The CMA looked at shares of supply for the sale of trade books in the UK, data on the volume of UK bestsellers sold by the parties and other publishers, third-party views on the best alternatives available to customers, and the parties’ internal documents.
It found that the only segment where PRH’s share exceeds 30% is in fiction, where its share is approximately 30%-40%. It said that in all segments, the merger will result in “only a small increment to PRH’s share, in the range of 0%-5%” noting the combined shares will generally be below 30%.
Three large publishers will remain in the UK post-merger “with a substantially larger share than S&S”. These include Hachette, with a share of 10%-20% in most segments, HarperCollins, with a share of 5%-15%, and Pan Macmillan, with a 5%-10% share.
The CMA noted there also several smaller publishers with shares in the range of 1%-5% — and therefore comparable to S&S — across multiple segments, such as Bloomsbury, Bonnier, Oxford University Press, Scholastic, Amazon, Usborne and Faber. Likewise, there are a number of publishers all with shares of less than 1% each. The CMA said “a substantial combined share of supply in most segments (30%-60%) will remain in the UK post-merger" and that the merged entity “will continue to face competition from a wide range of publishers post-merger”.
When looking at the numbers of top 100 annual UK bestsellers by value and volume by PRH and S&S between 2017 and 2019, the CMA concluded “the data did not suggest that S&S is a particularly significant competitor in the UK with regard to bestsellers, or that its comparatively stronger position in the United States has helped it to secure rights to bestselling books in the UK".
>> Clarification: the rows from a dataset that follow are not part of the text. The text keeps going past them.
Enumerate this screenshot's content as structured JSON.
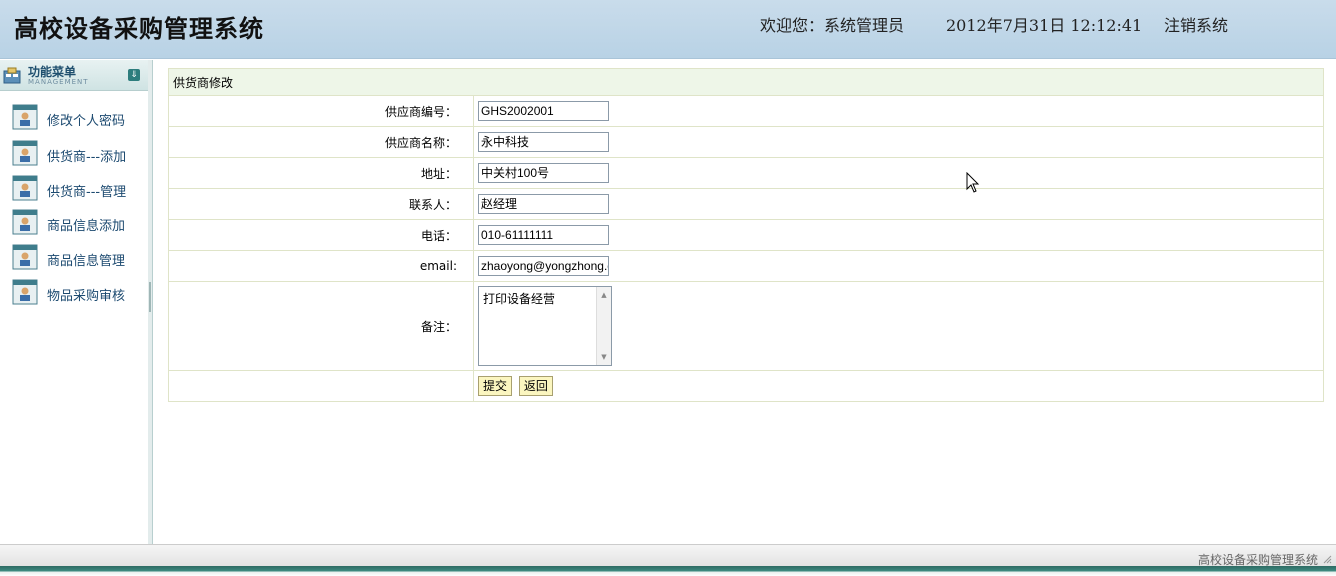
{
  "header": {
    "app_title": "高校设备采购管理系统",
    "welcome": "欢迎您：系统管理员",
    "datetime": "2012年7月31日  12:12:41",
    "logout": "注销系统"
  },
  "sidebar": {
    "menu_title": "功能菜单",
    "menu_subtitle": "MANAGEMENT",
    "toggle_icon": "double-chevron-down-icon",
    "items": [
      {
        "label": "修改个人密码",
        "icon": "user-doc-icon"
      },
      {
        "label": "供货商---添加",
        "icon": "user-doc-icon"
      },
      {
        "label": "供货商---管理",
        "icon": "user-doc-icon"
      },
      {
        "label": "商品信息添加",
        "icon": "user-doc-icon"
      },
      {
        "label": "商品信息管理",
        "icon": "user-doc-icon"
      },
      {
        "label": "物品采购审核",
        "icon": "user-doc-icon"
      }
    ]
  },
  "form": {
    "caption": "供货商修改",
    "fields": [
      {
        "label": "供应商编号：",
        "value": "GHS2002001"
      },
      {
        "label": "供应商名称：",
        "value": "永中科技"
      },
      {
        "label": "地址：",
        "value": "中关村100号"
      },
      {
        "label": "联系人：",
        "value": "赵经理"
      },
      {
        "label": "电话：",
        "value": "010-61111111"
      },
      {
        "label": "email:",
        "value": "zhaoyong@yongzhong.com"
      }
    ],
    "remarks_label": "备注：",
    "remarks_value": "打印设备经营",
    "submit_label": "提交",
    "back_label": "返回"
  },
  "footer": {
    "text": "高校设备采购管理系统"
  },
  "colors": {
    "header_bg": "#bcd4e6",
    "menu_text": "#1c4a70",
    "button_bg": "#fbf6c0",
    "form_caption_bg": "#eef6e8"
  }
}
The report said several third parties had expressed concern to the CMA that PRH “as the largest UK publisher, already holds a strong position in the UK, which would be strengthened by the merger”. Those parties raised concerns it could result in higher prices, lower service quality or reduced choice for customers. Some also raised concerns that it could lead to reduced advances or worse terms and conditions for authors.
However, the CMA said that, overall, feedback from the parties’ customers and trade bodies “indicates that PRH and S&S are not particularly close competitors” and “a significant number of other publishers will remain post-merger to constrain the merged entity”.
Internal documents also did not suggest that PRH and S&S view each other as particularly close competitors in the UK. The CMA said “except for documents relating to the merger, PRH’s documents do not focus on S&S in the UK in any significant way” and strategy presentations for its board only refer to S&S alongside other publishers in shares of supply tables and charts built using Nielsen data. This contrasts to PRH’s assessment of other publishers, which are conducted in more detail.
Penguin Random House declined to comment on the full text. Greeting the clearance last month, it said: “We’re pleased that the Competition & Markets Authority has cleared Penguin Random House’s acquisition of Simon & Schuster in the UK. The process in the US is ongoing and we are working constructively with the authorities there.”
The deal is still facing further scrutiny by the US Department of Justice. The DoJ was urged by American writers' groups to intervene and stepped up its own review, making a “second request” for information. Second requests often involve issuing a subpoena to obtain market share information and documents on markets and the transaction's competitive implications.